If ever you find yourself in a position to take a couple months off between jobs, skip the leetcoding or whatever else and just build some toy projects - you’ll be amazed how much you already know.
I ended up migrating to fixing things in the libraries I use because they piss me off.
Bad onboarding docs, broken or bent SDLC, major performance issues. I spent all day yesterday fixing perf issues in a library that competes with one I loathe for trying to complect an entire problem domain.
You probably have the same thing I do. Teamwork is a very different motivation than working on something either never intended for others or with a long MVP cycle that makes it too easy to get bogged down with side quests. "It would be way less tedious to deal with X if I did Y first. But now Y is blocked so I do nothing."
Versus 'someone is waiting for this.'
In my younger years, classic ASP + SQL was easy, and I had IIS + SQL Server set up on a server at my house. And I could write HTML/CSS/JavaScript.
Deployment was... run update scripts, push ASP files via FTP.
Now I know there are newer ways to do things, and I'd love to set up CI/CD in my personal life, but every time I want to do a "toy project" I get hung up researching and thinking about my own personal software development life cycle.
What you choose for hosting and deployment for your toy projects?
I am in such a phase as I write this.

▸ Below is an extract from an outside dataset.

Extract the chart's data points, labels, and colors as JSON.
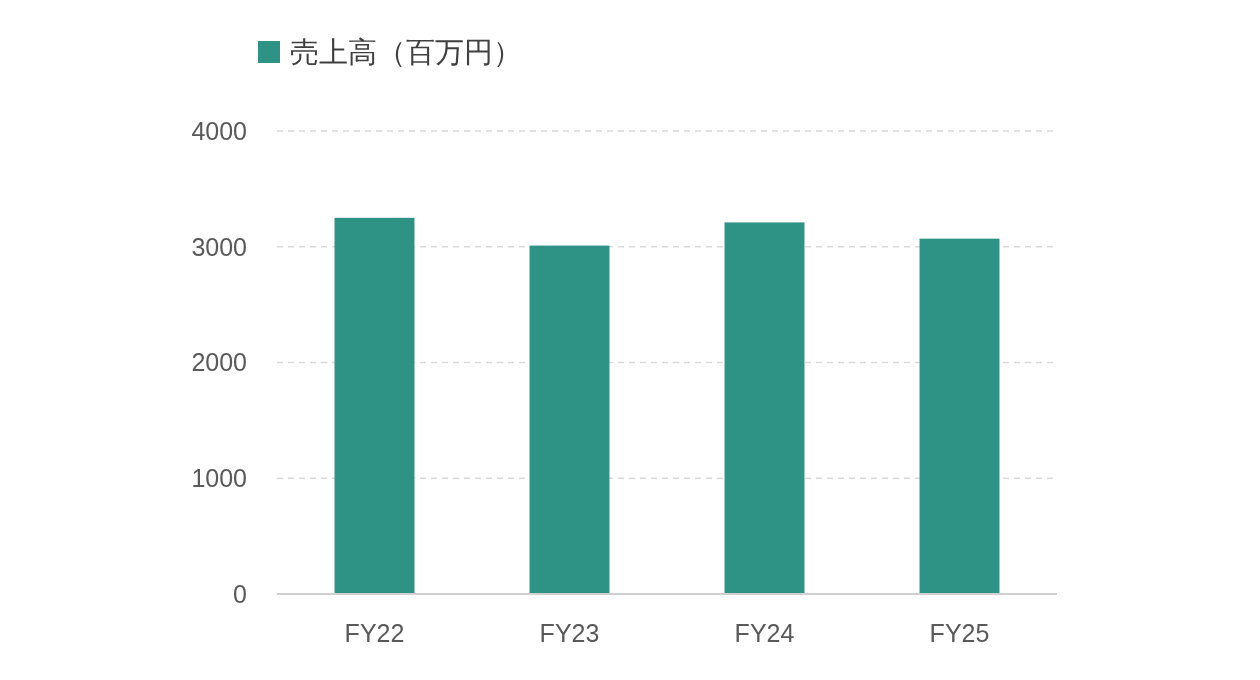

What should have been a week-long project has already gone through three and not finished. This is a simple multi-platform app I am building in Flutter.
One challenge I face is to be able to build something useful within a week. In two projects, I could make wirhin two days each.
For the Flutter one mentioned above, it took me two-three days just to get the tooling/SDKs to work and get me to a hello-world program working on Windows. Then it took about a week to program with all features I needed.
And then, damned again -- Took me a couple days to get it to build APK (random errors; the issue in the build tooling is still open). And then a week of craziness to sort out Android permissions. I still have the latter unresolved.
Out of curiosity, how did you end up with 6 months off between jobs?
I would love the opportunity to take ~6 months off, but I feel scared that if I just quit, it might take me a longer time to find a job again.
I've done the same, but with AI generating a lot of the boilerplate, and helping generate automated tests, has accelerated this process considerably.
I would just add that gen AI can actually be a fantastic aid when you're building some toy projects just for yourself.
I am primarily a backend engineer, though I am capable on the front end, just not particularly fast. I am especially slow at the voodoo that is CSS. In the past, I would have been turned off from doing some end-to-end personal projects because I know I would have been bogged down just battling CSS for hours and hours (it's particularly problematic that I'm slow at CSS but also a stickler for how I want things to look). With AI tools I can literally just say "make it pretty". It gets me about 85% of the way there, but importantly it gets me to the point where it puts in all the styling framework and then I just have to fix bugs/edit/tweak it, which goes very quickly.
So now I've found myself much more likely to build personal projects because I know I can get past things that in the past felt a bit like quicksand to me.